Joseph Gordon-Levitt
发布: 2025-03-06 11:05:11
原创
242 人浏览过

>像Llama 3这样的大型语言模型(LLMS)本地在AI景观中提供了显着优势。 拥抱面孔和其他平台拥护本地部署,使私人和不间断的模型访问能够访问。本指南探讨了本地LLM执行的好处,证明了使用GPT4ALL和OLLAMA,模型服务,VSCODE集成的使用,最后是构建自定义AI应用程序。

>

为什么要本地Llama 3部署? 在要求高RAM,GPU和处理能力的同时,进步使本地骆驼3执行越来越可行。关键好处包括:

>不间断的访问:

避免速率限制和服务中断。
  • 提高了性能:经验最小的响应生成速度最小。 即使是中档笔记本电脑也达到每秒50个令牌的速度。
  • 增强的安全性:保持对输入和数据的完全控制,使所有内容保持本地。
  • >
  • 消除API费用和订阅。

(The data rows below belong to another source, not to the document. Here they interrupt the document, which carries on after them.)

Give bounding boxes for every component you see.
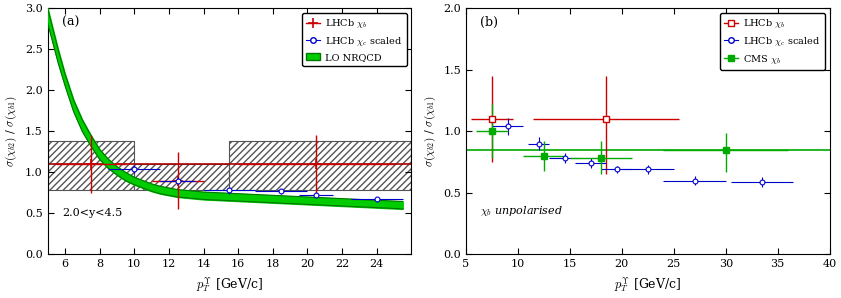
Bar (48, 141, 135, 190)
X-axis label: $p_{T}^{\Upsilon}$ [GeV/c]: $p_{T}^{\Upsilon}$ [GeV/c] (196, 275, 263, 294)
Bar (135, 164, 230, 190)
Y-axis label: $\sigma(\chi_{b2})$ / $\sigma(\chi_{b1})$: $\sigma(\chi_{b2})$ / $\sigma(\chi_{b1})… (422, 96, 438, 167)
Text: $\chi_b$ unpolarised: $\chi_b$ unpolarised (480, 204, 563, 218)
Text: 2.0<y<4.5: 2.0<y<4.5 (62, 207, 123, 218)
Y-axis label: $\sigma(\chi_{b2})$ / $\sigma(\chi_{b1})$: $\sigma(\chi_{b2})$ / $\sigma(\chi_{b1})… (4, 96, 19, 167)
Legend: LHCb $\chi_b$, LHCb $\chi_c$ scaled, LO NRQCD: LHCb $\chi_b$, LHCb $\chi_c$ scaled, LO … (302, 13, 406, 66)
Text: (b): (b) (480, 15, 499, 29)
Legend: LHCb $\chi_b$, LHCb $\chi_c$ scaled, CMS $\chi_b$: LHCb $\chi_b$, LHCb $\chi_c$ scaled, CMS… (720, 13, 825, 69)
Bar (230, 141, 411, 190)
X-axis label: $p_{T}^{\Upsilon}$ [GeV/c]: $p_{T}^{\Upsilon}$ [GeV/c] (614, 275, 681, 294)
Bar (135, 164, 230, 190)
Bar (48, 141, 135, 190)
Bar (230, 141, 411, 190)
Text: (a): (a) (62, 15, 80, 29)
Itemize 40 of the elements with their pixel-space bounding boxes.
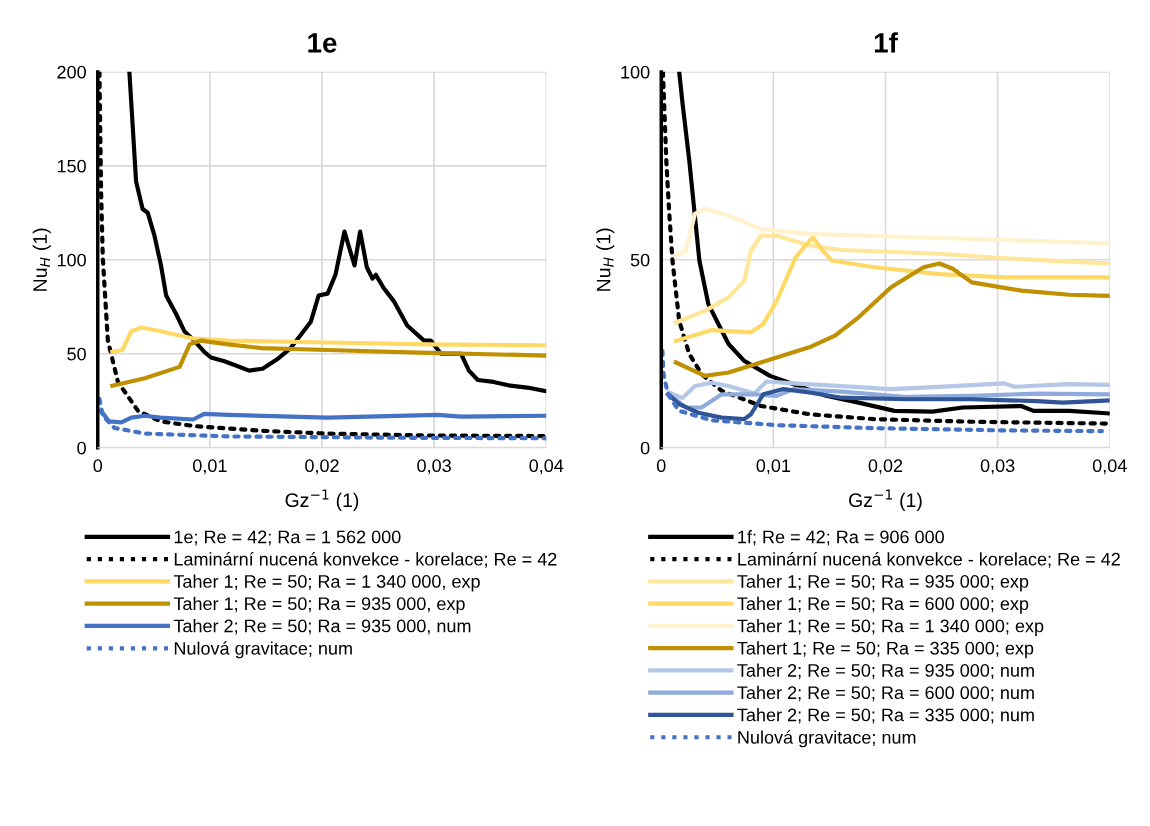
legend-label: Nulová gravitace; num [174, 641, 352, 659]
x-tick-label: 0,01 [756, 459, 791, 475]
legend-label: Taher 2; Re = 50; Ra = 935 000; num [737, 663, 1034, 679]
x-tick-label: 0,04 [1092, 459, 1127, 475]
legend-label: Taher 1; Re = 50; Ra = 1 340 000, exp [173, 574, 480, 592]
y-axis-title: Nu$_{H}$ (1) [32, 228, 51, 291]
legend-label: Taher 1; Re = 50; Ra = 1 340 000; exp [737, 619, 1044, 636]
legend-label: Tahert 1; Re = 50; Ra = 335 000; exp [737, 641, 1034, 659]
y-tick-label: 0 [640, 441, 650, 455]
x-tick-label: 0,02 [868, 459, 903, 475]
y-tick-label: 100 [621, 65, 650, 79]
legend-label: Laminární nucená konvekce - korelace; Re = 42 [738, 552, 1120, 568]
chart-title: 1e [308, 33, 337, 53]
x-tick-label: 0,04 [529, 459, 564, 475]
y-tick-label: 200 [57, 65, 86, 79]
legend-label: Taher 2; Re = 50; Ra = 600 000; num [737, 685, 1034, 702]
x-tick-label: 0,03 [417, 459, 451, 475]
x-tick-label: 0,03 [980, 459, 1015, 475]
x-tick-label: 0,01 [193, 459, 227, 475]
chart-title: 1f [874, 32, 898, 53]
y-tick-label: 50 [630, 253, 650, 267]
legend-label: Taher 2; Re = 50; Ra = 335 000; num [737, 708, 1034, 724]
y-tick-label: 0 [77, 441, 86, 455]
y-tick-label: 100 [57, 253, 86, 267]
legend-label: 1e; Re = 42; Ra = 1 562 000 [174, 530, 401, 546]
legend-label: Taher 1; Re = 50; Ra = 935 000; exp [737, 574, 1029, 592]
legend-label: 1f; Re = 42; Ra = 906 000 [738, 530, 944, 546]
legend-label: Laminární nucená konvekce - korelace; Re = 42 [174, 552, 557, 568]
x-tick-label: 0 [93, 459, 103, 473]
y-tick-label: 150 [57, 159, 86, 173]
x-axis-title: Gz$^{−1}$ (1) [285, 489, 359, 511]
x-tick-label: 0,02 [305, 459, 339, 475]
x-axis-title: Gz$^{−1}$ (1) [849, 489, 922, 511]
legend-label: Taher 1; Re = 50; Ra = 935 000, exp [173, 596, 465, 614]
x-tick-label: 0 [656, 459, 666, 473]
legend-label: Nulová gravitace; num [738, 730, 916, 748]
legend-label: Taher 1; Re = 50; Ra = 600 000; exp [737, 596, 1029, 614]
y-axis-title: Nu$_{H}$ (1) [596, 228, 615, 291]
legend-label: Taher 2; Re = 50; Ra = 935 000, num [173, 619, 471, 635]
y-tick-label: 50 [67, 347, 86, 361]
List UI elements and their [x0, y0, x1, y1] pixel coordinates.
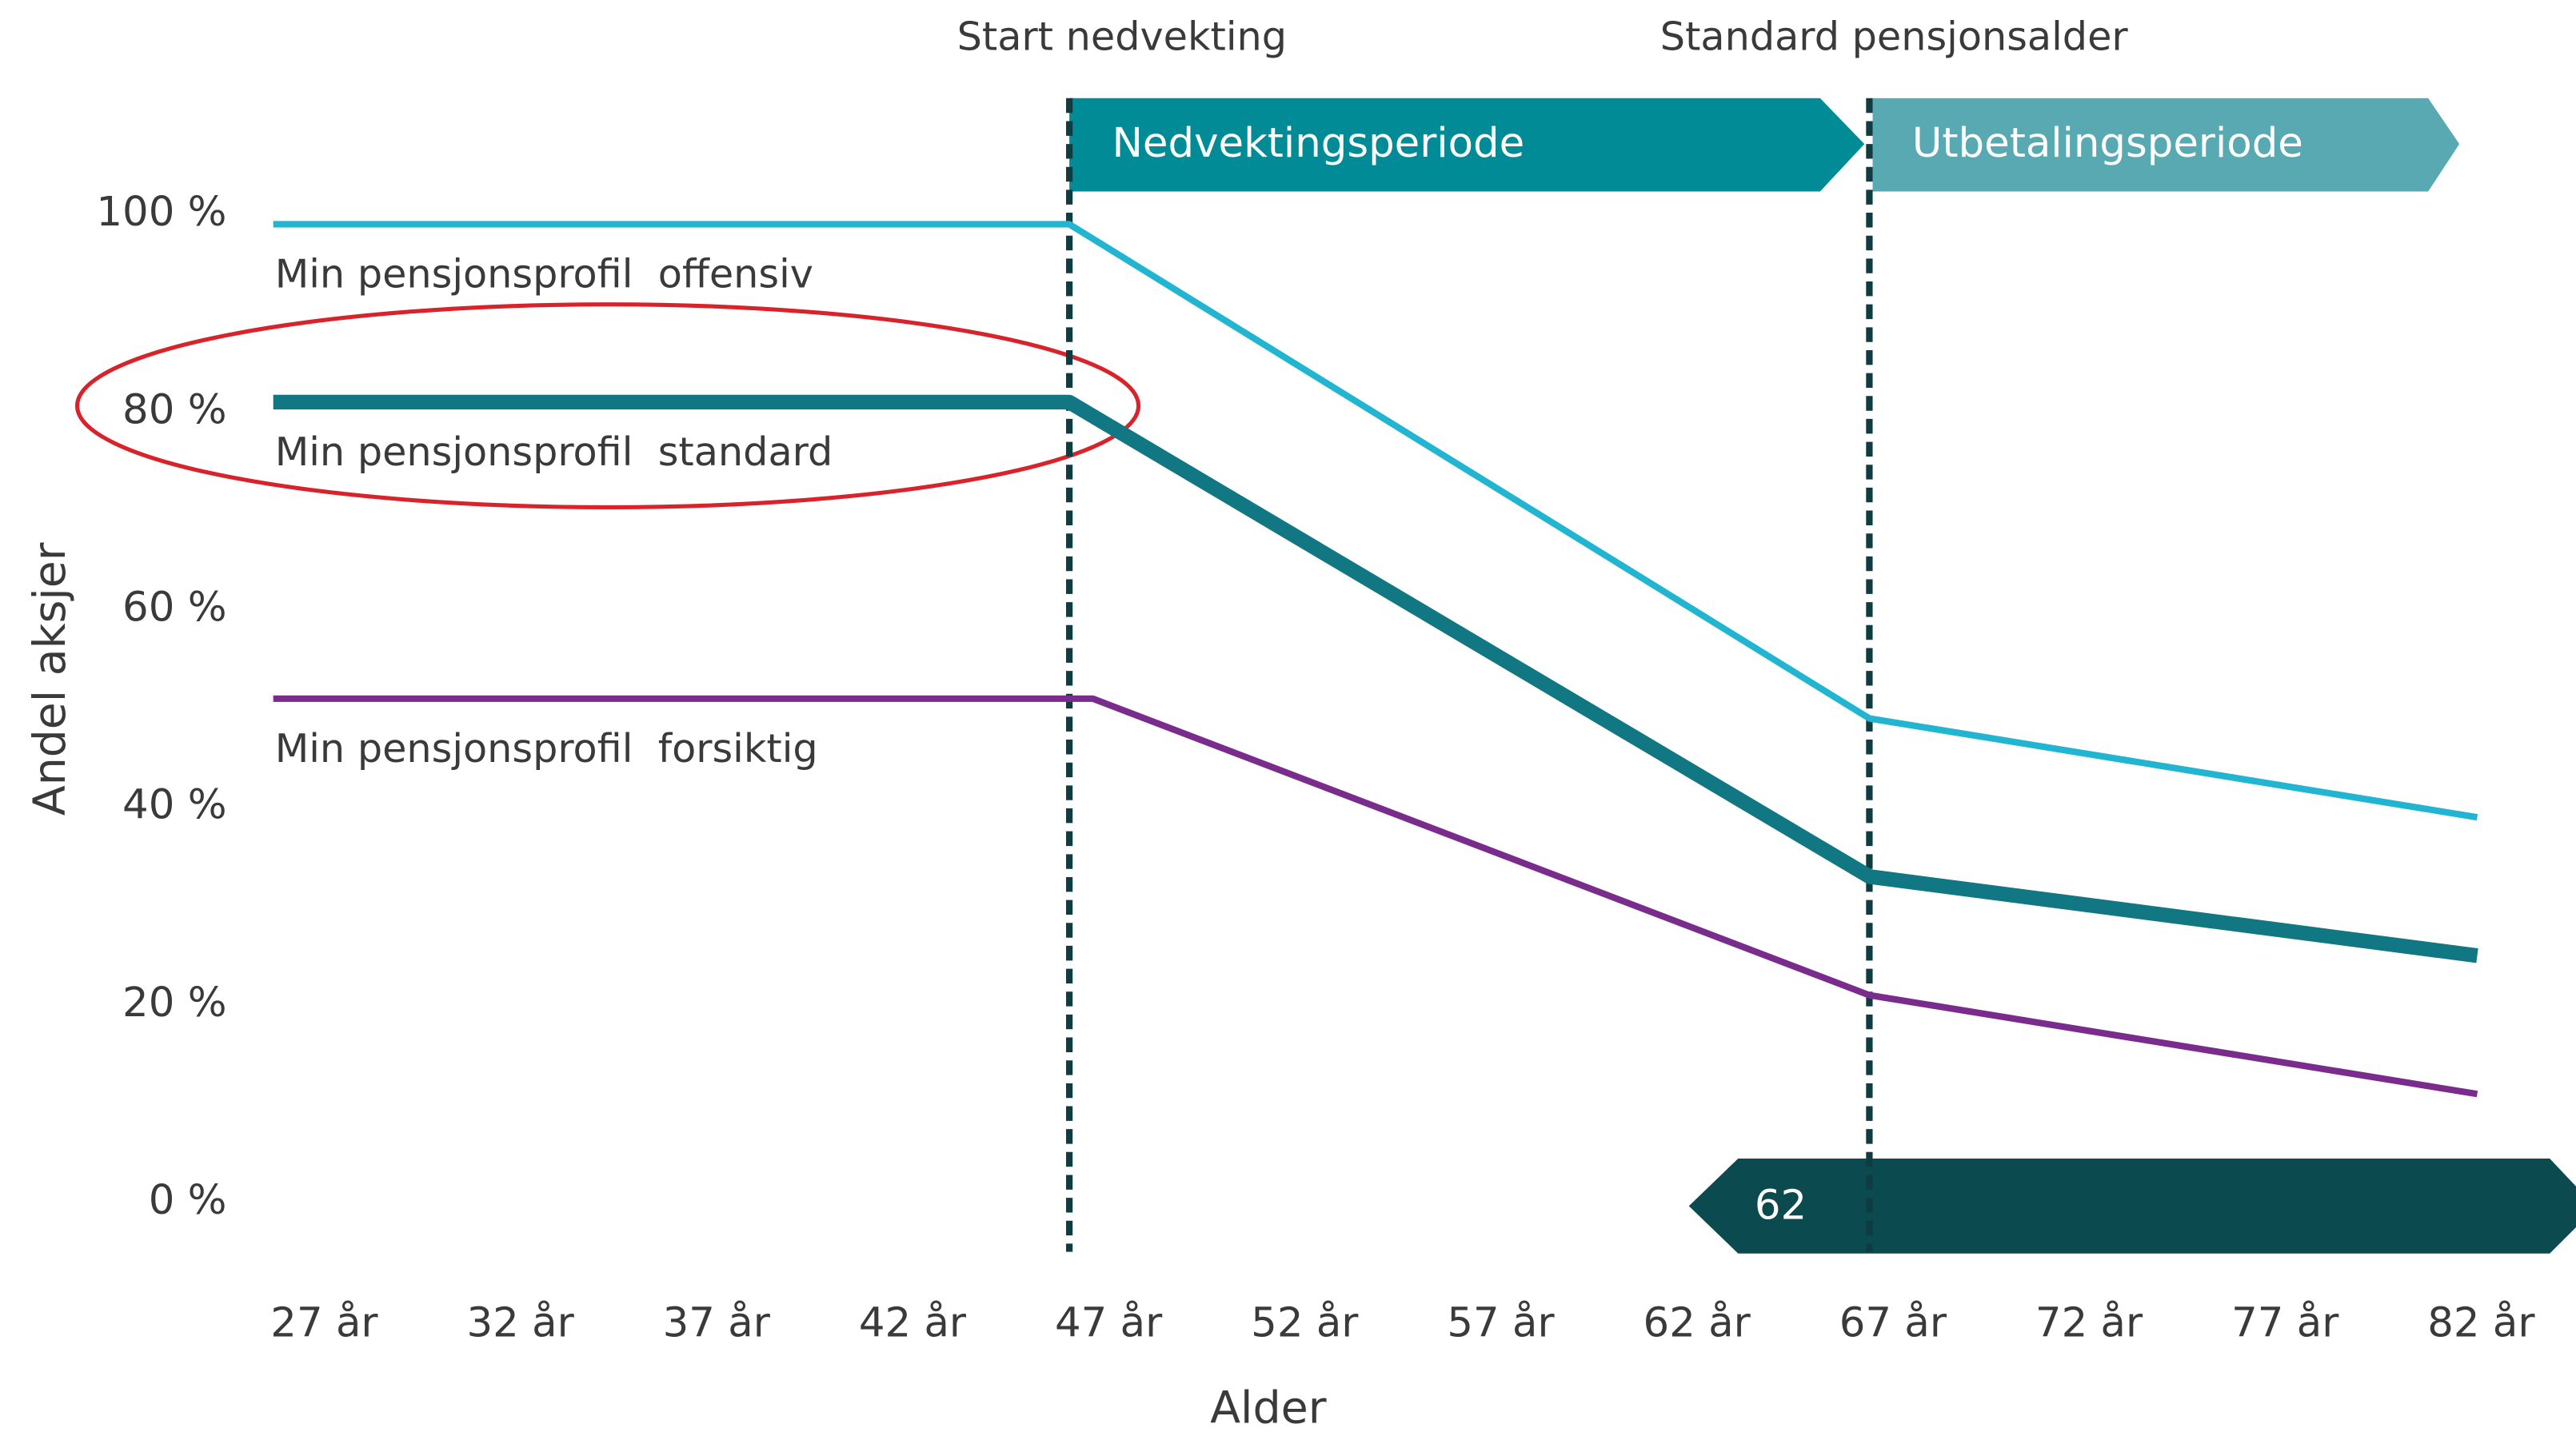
x-tick-label: 27 år [270, 1299, 378, 1347]
series-line [273, 221, 2478, 821]
annotation-label: Standard pensjonsalder [1660, 14, 2129, 60]
x-tick-label: 52 år [1251, 1299, 1359, 1347]
x-tick-label: 62 år [1643, 1299, 1751, 1347]
period-label: Utbetalingsperiode [1912, 119, 2303, 167]
period-banner [1069, 98, 1865, 192]
y-axis-label: Andel aksjer [25, 542, 76, 816]
x-tick-label: 42 år [859, 1299, 967, 1347]
y-tick-label: 100 % [96, 188, 226, 236]
x-tick-label: 57 år [1447, 1299, 1555, 1347]
y-tick-label: 20 % [122, 979, 226, 1027]
x-tick-label: 47 år [1055, 1299, 1163, 1347]
y-tick-label: 80 % [122, 385, 226, 433]
x-tick-label: 82 år [2427, 1299, 2535, 1347]
y-tick-label: 40 % [122, 781, 226, 829]
x-tick-label: 77 år [2231, 1299, 2339, 1347]
x-tick-label: 32 år [466, 1299, 574, 1347]
series-label: Min pensjonsprofil offensiv [275, 251, 813, 297]
period-banner [1872, 98, 2460, 192]
series-label: Min pensjonsprofil standard [275, 429, 833, 475]
y-tick-label: 60 % [122, 584, 226, 632]
period-label: Nedvektingsperiode [1112, 119, 1525, 167]
retirement-badge-label: 62 [1755, 1181, 1807, 1229]
x-tick-label: 67 år [1839, 1299, 1947, 1347]
highlight-ellipse [74, 302, 1141, 510]
x-tick-label: 37 år [663, 1299, 771, 1347]
annotation-label: Start nedvekting [957, 14, 1287, 60]
series-label: Min pensjonsprofil forsiktig [275, 725, 818, 772]
x-axis-label: Alder [1210, 1382, 1327, 1434]
retirement-badge [1688, 1158, 2576, 1254]
y-tick-label: 0 % [149, 1176, 227, 1224]
x-tick-label: 72 år [2035, 1299, 2143, 1347]
series-line [273, 394, 2478, 963]
series-line [273, 695, 2478, 1098]
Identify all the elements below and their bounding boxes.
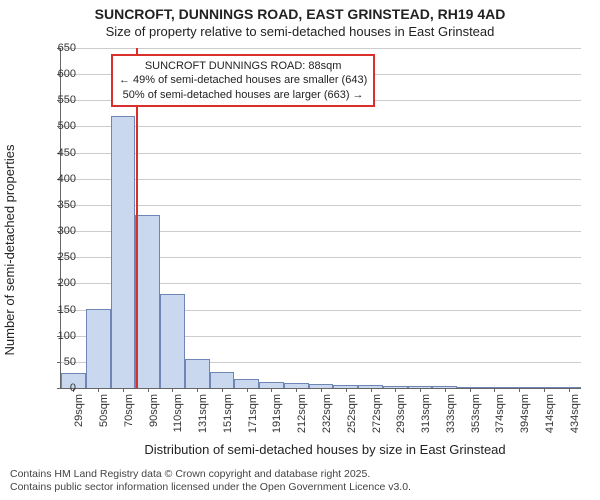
histogram-bar: [111, 116, 136, 388]
histogram-bar: [160, 294, 185, 388]
y-tick-label: 50: [46, 356, 76, 368]
histogram-bar: [210, 372, 235, 388]
x-tick-label: 232sqm: [321, 394, 333, 434]
x-tick-label: 252sqm: [346, 394, 358, 434]
y-tick-label: 300: [46, 225, 76, 237]
chart-container: SUNCROFT, DUNNINGS ROAD, EAST GRINSTEAD,…: [0, 0, 600, 500]
y-tick-label: 600: [46, 68, 76, 80]
x-tick-label: 90sqm: [148, 394, 160, 434]
footer-line1: Contains HM Land Registry data © Crown c…: [10, 468, 411, 481]
x-tick-label: 131sqm: [197, 394, 209, 434]
footer-attribution: Contains HM Land Registry data © Crown c…: [10, 468, 411, 494]
x-tick-label: 434sqm: [569, 394, 581, 434]
x-tick-label: 353sqm: [470, 394, 482, 434]
x-tick-label: 333sqm: [445, 394, 457, 434]
y-tick-label: 400: [46, 173, 76, 185]
plot-area: 29sqm50sqm70sqm90sqm110sqm131sqm151sqm17…: [60, 48, 581, 389]
x-tick-label: 394sqm: [519, 394, 531, 434]
property-callout: SUNCROFT DUNNINGS ROAD: 88sqm ← 49% of s…: [111, 54, 375, 107]
histogram-bar: [234, 379, 259, 388]
y-tick-label: 150: [46, 304, 76, 316]
x-tick-label: 29sqm: [73, 394, 85, 434]
callout-line1: SUNCROFT DUNNINGS ROAD: 88sqm: [119, 59, 367, 73]
callout-line2: ← 49% of semi-detached houses are smalle…: [119, 73, 367, 87]
y-axis-label: Number of semi-detached properties: [2, 100, 17, 400]
y-tick-label: 0: [46, 382, 76, 394]
x-tick-label: 293sqm: [395, 394, 407, 434]
y-tick-label: 250: [46, 251, 76, 263]
y-tick-label: 200: [46, 277, 76, 289]
footer-line2: Contains public sector information licen…: [10, 481, 411, 494]
x-tick-label: 70sqm: [123, 394, 135, 434]
y-tick-label: 100: [46, 330, 76, 342]
x-tick-label: 171sqm: [247, 394, 259, 434]
x-tick-label: 110sqm: [172, 394, 184, 434]
y-tick-label: 650: [46, 42, 76, 54]
x-tick-label: 374sqm: [494, 394, 506, 434]
x-tick-label: 313sqm: [420, 394, 432, 434]
chart-title-line2: Size of property relative to semi-detach…: [0, 24, 600, 39]
x-tick-label: 151sqm: [222, 394, 234, 434]
x-tick-label: 191sqm: [271, 394, 283, 434]
x-axis-label: Distribution of semi-detached houses by …: [60, 442, 590, 457]
histogram-bar: [86, 309, 111, 389]
x-tick-label: 414sqm: [544, 394, 556, 434]
x-tick-label: 50sqm: [98, 394, 110, 434]
y-tick-label: 550: [46, 94, 76, 106]
y-tick-label: 350: [46, 199, 76, 211]
x-tick-label: 212sqm: [296, 394, 308, 434]
histogram-bar: [135, 215, 160, 388]
chart-title-line1: SUNCROFT, DUNNINGS ROAD, EAST GRINSTEAD,…: [0, 6, 600, 22]
x-tick-label: 272sqm: [371, 394, 383, 434]
histogram-bar: [185, 359, 210, 388]
y-tick-label: 450: [46, 147, 76, 159]
y-tick-label: 500: [46, 120, 76, 132]
callout-line3: 50% of semi-detached houses are larger (…: [119, 88, 367, 102]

>
  • >自定义和灵活性:
  • 带有超参数,停止令牌和高级设置的微调模型。
  • 离线功能:
  • >使用没有Internet连接的模型。
  • 所有权和控制权:
  • 保留模型,数据和输出的完全所有权。 更深入地研究云与本地LLM的使用情况,请参阅我们的文章“云与本地LLM部署:权衡利弊”。
  • >
  • > llama 3与gpt4all和ollama
  • >
> gpt4All是一个开源工具,即使没有GPU,也可以在本地运行LLMS。 其用户友好的接口都适合技术和非技术用户。

>

>下载并安装GPT4All(在官方下载页面上可用Windows说明)。 启动应用程序,导航到“下载”部分,选择“ Llama 3指令”,然后下载。下载后,从“选择模型”菜单中选择“ Llama 3指示”。 输入您的提示并与模型进行交互。 GPU加速度(如果有)将大大加快响应。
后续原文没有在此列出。